Dikkatinizi çekti mi bilmem Babillerde evli ya da dul kadınlar genç kızlar dışarı
çıkarken başlarını örtmek zorundalar. Başını örtmesi yasak olanlar ise
fahişeler. Hatta o kadar ki başını örten bir fahişeye rastlanır da o
görmezlikten gelinirse bunun bile çok feci ( elli sopa ) cezası var.
Görüldüğü gibi eski Anadolu ve Mezopotamya uygarlıklarında başörtüsü Tapınak
Fahişelerinin veya fahişelerin kıyafeti değil tam tersine toplumda saygı
duyulan kadınların kıyafeti. Tapınak Fahişeleri zaman zaman kullansalar da
fahişe oldukları herkes tarafından bilinsin diye değil tam tersine hiç kimse
onların fahişe olduğunu anlamasın diye örtünüyorlar zira yukarıda da belirttiğim
gibi toplumda saygın bir yere sahip olan kadınlar örtünüyor.

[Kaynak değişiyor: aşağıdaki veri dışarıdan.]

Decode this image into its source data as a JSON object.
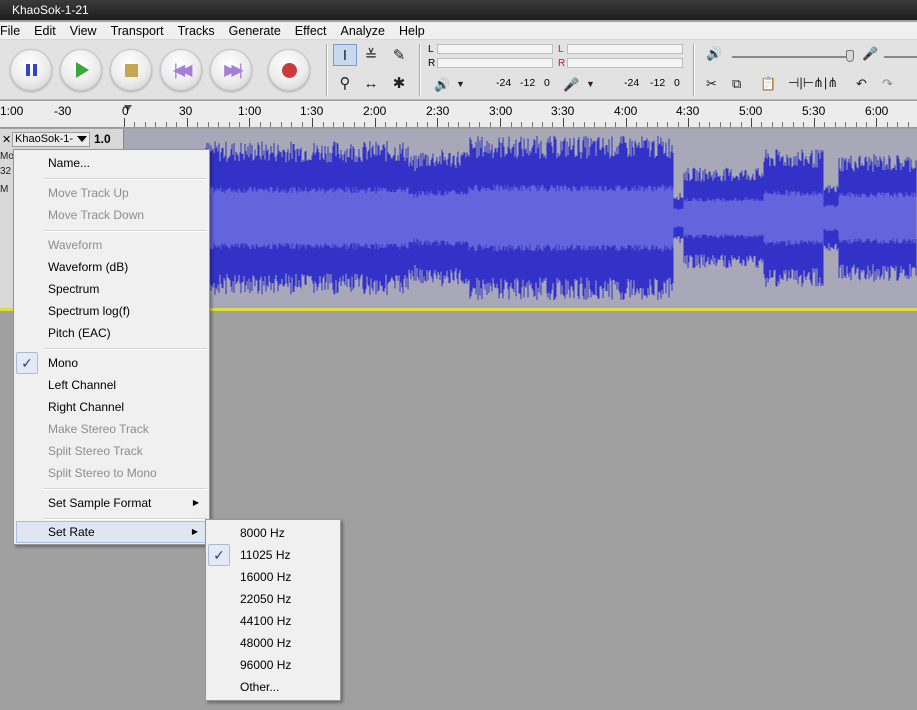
{
  "window": {
    "title": "KhaoSok-1-21"
  },
  "menubar": [
    "File",
    "Edit",
    "View",
    "Transport",
    "Tracks",
    "Generate",
    "Effect",
    "Analyze",
    "Help"
  ],
  "meters": {
    "playback": {
      "l": "L",
      "r": "R",
      "ticks": [
        "-24",
        "-12",
        "0"
      ]
    },
    "record": {
      "l": "L",
      "r": "R",
      "ticks": [
        "-24",
        "-12",
        "0"
      ]
    }
  },
  "timeline": {
    "labels": [
      "1:00",
      "-30",
      "0",
      "30",
      "1:00",
      "1:30",
      "2:00",
      "2:30",
      "3:00",
      "3:30",
      "4:00",
      "4:30",
      "5:00",
      "5:30",
      "6:00"
    ]
  },
  "track": {
    "close": "✕",
    "name": "KhaoSok-1-",
    "scale_top": "1.0",
    "side_fragments": [
      "Mo",
      "32",
      "M"
    ]
  },
  "context_menu": {
    "items": [
      {
        "label": "Name...",
        "state": "enabled"
      },
      {
        "label": "Move Track Up",
        "state": "disabled"
      },
      {
        "label": "Move Track Down",
        "state": "disabled"
      },
      {
        "label": "Waveform",
        "state": "disabled"
      },
      {
        "label": "Waveform (dB)",
        "state": "enabled"
      },
      {
        "label": "Spectrum",
        "state": "enabled"
      },
      {
        "label": "Spectrum log(f)",
        "state": "enabled"
      },
      {
        "label": "Pitch (EAC)",
        "state": "enabled"
      },
      {
        "label": "Mono",
        "state": "checked"
      },
      {
        "label": "Left Channel",
        "state": "enabled"
      },
      {
        "label": "Right Channel",
        "state": "enabled"
      },
      {
        "label": "Make Stereo Track",
        "state": "disabled"
      },
      {
        "label": "Split Stereo Track",
        "state": "disabled"
      },
      {
        "label": "Split Stereo to Mono",
        "state": "disabled"
      },
      {
        "label": "Set Sample Format",
        "state": "submenu"
      },
      {
        "label": "Set Rate",
        "state": "submenu-open"
      }
    ]
  },
  "rate_submenu": {
    "items": [
      {
        "label": "8000 Hz",
        "checked": false
      },
      {
        "label": "11025 Hz",
        "checked": true
      },
      {
        "label": "16000 Hz",
        "checked": false
      },
      {
        "label": "22050 Hz",
        "checked": false
      },
      {
        "label": "44100 Hz",
        "checked": false
      },
      {
        "label": "48000 Hz",
        "checked": false
      },
      {
        "label": "96000 Hz",
        "checked": false
      },
      {
        "label": "Other...",
        "checked": false
      }
    ]
  },
  "icons": {
    "check": "✓",
    "submenu_arrow": "▶",
    "speaker": "🔊",
    "mic": "🎤"
  },
  "colors": {
    "waveform_peak": "#3232c8",
    "waveform_rms": "#6464dc",
    "track_bg": "#a8a8b8",
    "selection_line": "#dede3c"
  }
}
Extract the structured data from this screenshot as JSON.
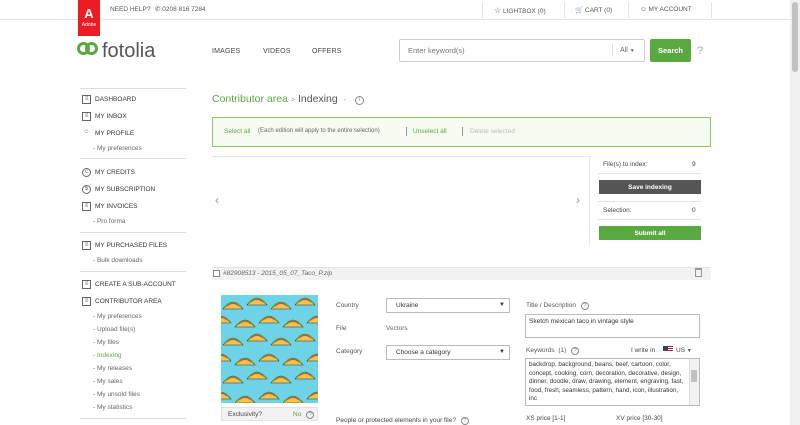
{
  "topbar": {
    "brand_letter": "A",
    "brand_text": "Adobe",
    "need_help": "NEED HELP?",
    "phone": "0208 816 7284",
    "lightbox": "LIGHTBOX (0)",
    "cart": "CART (0)",
    "account": "MY ACCOUNT"
  },
  "header": {
    "logo": "fotolia",
    "nav": [
      "IMAGES",
      "VIDEOS",
      "OFFERS"
    ],
    "search_placeholder": "Enter keyword(s)",
    "search_scope": "All",
    "search_button": "Search",
    "help": "?"
  },
  "sidebar": {
    "dashboard": "DASHBOARD",
    "inbox": "MY INBOX",
    "profile": "MY PROFILE",
    "profile_sub": "- My preferences",
    "credits": "MY CREDITS",
    "subscription": "MY SUBSCRIPTION",
    "invoices": "MY INVOICES",
    "invoices_sub": "- Pro forma",
    "purchased": "MY PURCHASED FILES",
    "purchased_sub": "- Bulk downloads",
    "subaccount": "CREATE A SUB-ACCOUNT",
    "contributor": "CONTRIBUTOR AREA",
    "contributor_items": [
      "- My preferences",
      "- Upload file(s)",
      "- My files",
      "- Indexing",
      "- My releases",
      "- My sales",
      "- My unsold files",
      "- My statistics"
    ]
  },
  "main": {
    "breadcrumb_root": "Contributor area",
    "breadcrumb_sep": ">",
    "breadcrumb_current": "Indexing",
    "breadcrumb_dash": "-",
    "selection": {
      "select_all": "Select all",
      "note": "(Each edition will apply to the entire selection)",
      "unselect_all": "Unselect all",
      "delete_selected": "Delete selected"
    },
    "panel": {
      "files_to_index_label": "File(s) to index:",
      "files_to_index_value": "9",
      "save_button": "Save indexing",
      "selection_label": "Selection:",
      "selection_value": "0",
      "submit_button": "Submit all"
    },
    "file": {
      "name": "#82908513 - 2015_05_07_Taco_P.zip",
      "exclusivity_label": "Exclusivity?",
      "exclusivity_value": "No",
      "country_label": "Country",
      "country_value": "Ukraine",
      "file_label": "File",
      "file_value": "Vectors",
      "category_label": "Category",
      "category_value": "Choose a category",
      "title_label": "Title / Description",
      "title_value": "Sketch mexican taco in vintage style",
      "keywords_label": "Keywords",
      "keywords_count": "(1)",
      "i_write_in": "I write in",
      "language": "US",
      "keywords_value": "backdrop, background, beans, beef, cartoon, color, concept, cooking, corn, decoration, decorative, design, dinner, doodle, draw, drawing, element, engraving, fast, food, fresh, seamless, pattern, hand, icon, illustration, inc",
      "people_question": "People or protected elements in your file?",
      "xs_price": "XS price [1-1]",
      "xv_price": "XV price [30-30]"
    }
  },
  "colors": {
    "accent": "#5aa840",
    "brand_red": "#ed1c24",
    "dark_button": "#555555"
  }
}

Peki Hindistan’da nasıldı?
Hint halkı bilindiği gibi Kastlara ayrılmıştı ve kastlar arasında kesin
çizgiler vardı. Bu kadar kesin çizgilerle
birbirlerinden ayrı olan bu insanlarda tek ortak nokta her kastta kadınların
örtüsüz olarak sokağa çıkamamalarıydı.
Pers İmparatorluğunda da durum farklı değildir. Kadınlar örtünmeden sokağa
çıkamazlardı.
Antik Yunan ve Mısır’da durum nasıldı?
Eski Çağ Filozofu,
Heraklit, Antik Yunan ve Mısır’da yaşayan kadınların baş giyimini şöyle tarif
etmiştir:
“Giysilerin başa gelen kısmı
öyle sarılır ki, yüzün tümü peçeyle örtülmüş gibi görünür. Zira sadece gözler
ortada kalır, yüzün diğer bölümleri ise giysinin bir parçası ile tamamen
örtülür. Bütün kadınlar bu şekilde beyaz renkli giysiler giyerler.”